Re: UTF-8 and case-insensitivity
From: Linus Torvalds
Date: Tue Feb 17 2004 - 22:31:23 EST
On Tue, 17 Feb 2004, H. Peter Anvin wrote:
>
> Well, this is also true :) I still say it belongs in userspace.
The thing is, I do agree with Tridge on one simple fact: it's very hard
indeed to do atomic file operations from user space.
That's not necessarily a problem if samba is the only process accessing
the directories in question, since then samba could do all locking
internally and make sure that it never does anything inconsistent.
However, clearly people who run samba on a machine want to potentially
_also_ export that same filesystem as a NFS volume, as a way to have both
Windows and UNIX clients access the same data. And that pretty much means
that other people _will_ access the directories, and that samba can't do
its internal locking in that kind of environment.
This is why I am symphathetic to the need to add _some_ kind of support
for this. And the only common place ends up being the kernel.
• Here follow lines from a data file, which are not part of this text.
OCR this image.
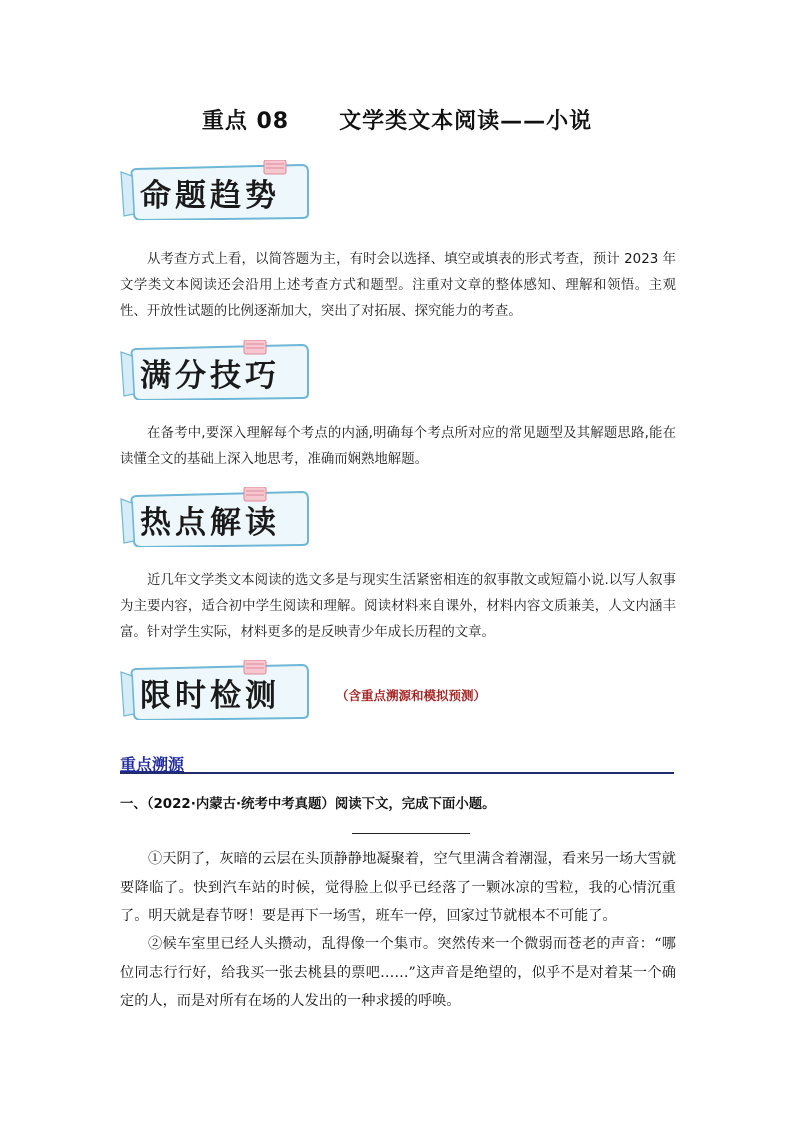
重点 08 文学类文本阅读——小说
命题趋势
从考查方式上看，以简答题为主，有时会以选择、填空或填表的形式考查，预计 2023 年文学类文本阅读还会沿用上述考查方式和题型。注重对文章的整体感知、理解和领悟。主观性、开放性试题的比例逐渐加大，突出了对拓展、探究能力的考查。
满分技巧
在备考中,要深入理解每个考点的内涵,明确每个考点所对应的常见题型及其解题思路,能在读懂全文的基础上深入地思考，准确而娴熟地解题。
热点解读
近几年文学类文本阅读的选文多是与现实生活紧密相连的叙事散文或短篇小说.以写人叙事为主要内容，适合初中学生阅读和理解。阅读材料来自课外，材料内容文质兼美，人文内涵丰富。针对学生实际，材料更多的是反映青少年成长历程的文章。
限时检测	（含重点溯源和模拟预测）
重点溯源
一、（2022·内蒙古·统考中考真题）阅读下文，完成下面小题。
①天阴了，灰暗的云层在头顶静静地凝聚着，空气里满含着潮湿，看来另一场大雪就要降临了。快到汽车站的时候，觉得脸上似乎已经落了一颗冰凉的雪粒，我的心情沉重了。明天就是春节呀！要是再下一场雪，班车一停，回家过节就根本不可能了。
②候车室里已经人头攒动，乱得像一个集市。突然传来一个微弱而苍老的声音：“哪位同志行行好，给我买一张去桃县的票吧……”这声音是绝望的，似乎不是对着某一个确定的人，而是对所有在场的人发出的一种求援的呼唤。
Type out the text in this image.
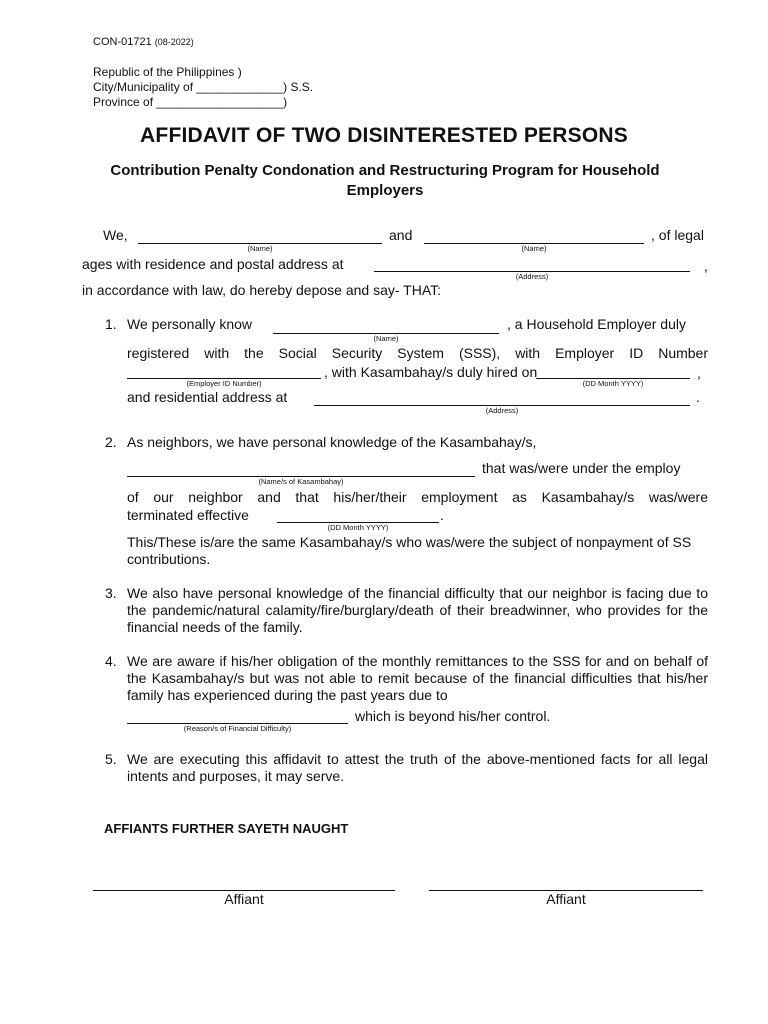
CON-01721 (08-2022)
Republic of the Philippines )
City/Municipality of _____________) S.S.
Province of ___________________)
AFFIDAVIT OF TWO DISINTERESTED PERSONS
Contribution Penalty Condonation and Restructuring Program for Household Employers
We,
(Name)
and
(Name)
, of legal
ages with residence and postal address at
(Address)
,
in accordance with law, do hereby depose and say- THAT:
1. We personally know
(Name)
, a Household Employer duly
registered with the Social Security System (SSS), with Employer ID Number
(Employer ID Number)
, with Kasambahay/s duly hired on
(DD Month YYYY)
,
and residential address at
(Address)
.
2. As neighbors, we have personal knowledge of the Kasambahay/s,
(Name/s of Kasambahay)
that was/were under the employ
of our neighbor and that his/her/their employment as Kasambahay/s was/were
terminated effective
(DD Month YYYY)
.
This/These is/are the same Kasambahay/s who was/were the subject of nonpayment of SS contributions.
3. We also have personal knowledge of the financial difficulty that our neighbor is facing due to the pandemic/natural calamity/fire/burglary/death of their breadwinner, who provides for the financial needs of the family.
4. We are aware if his/her obligation of the monthly remittances to the SSS for and on behalf of the Kasambahay/s but was not able to remit because of the financial difficulties that his/her family has experienced during the past years due to
(Reason/s of Financial Difficulty)
which is beyond his/her control.
5. We are executing this affidavit to attest the truth of the above-mentioned facts for all legal intents and purposes, it may serve.
AFFIANTS FURTHER SAYETH NAUGHT
Affiant	Affiant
> For 100% bug-compatibility with Windows, though, it is probably
> worthwhile to have the filename in the native filesystem be not what a
> Windows user would see, but rather the normalized filename. That makes
> a userspace implementation much easier.
Oh, absolutely. But that's something that samba can easily do internally:
it can choose to just entirely ignore filenames that aren't normalized, or
it can export it on the wire (obviously in the normalized UCS-2 format),
and just consider non-normalized names to be another "case". In fact,
that's what the naive implementation would do anyway, so that's not any
added complexity.
(And samba clearly _cannot_ show the client a non-normalized name per se,
since the smb protocol ends up using UCS-2).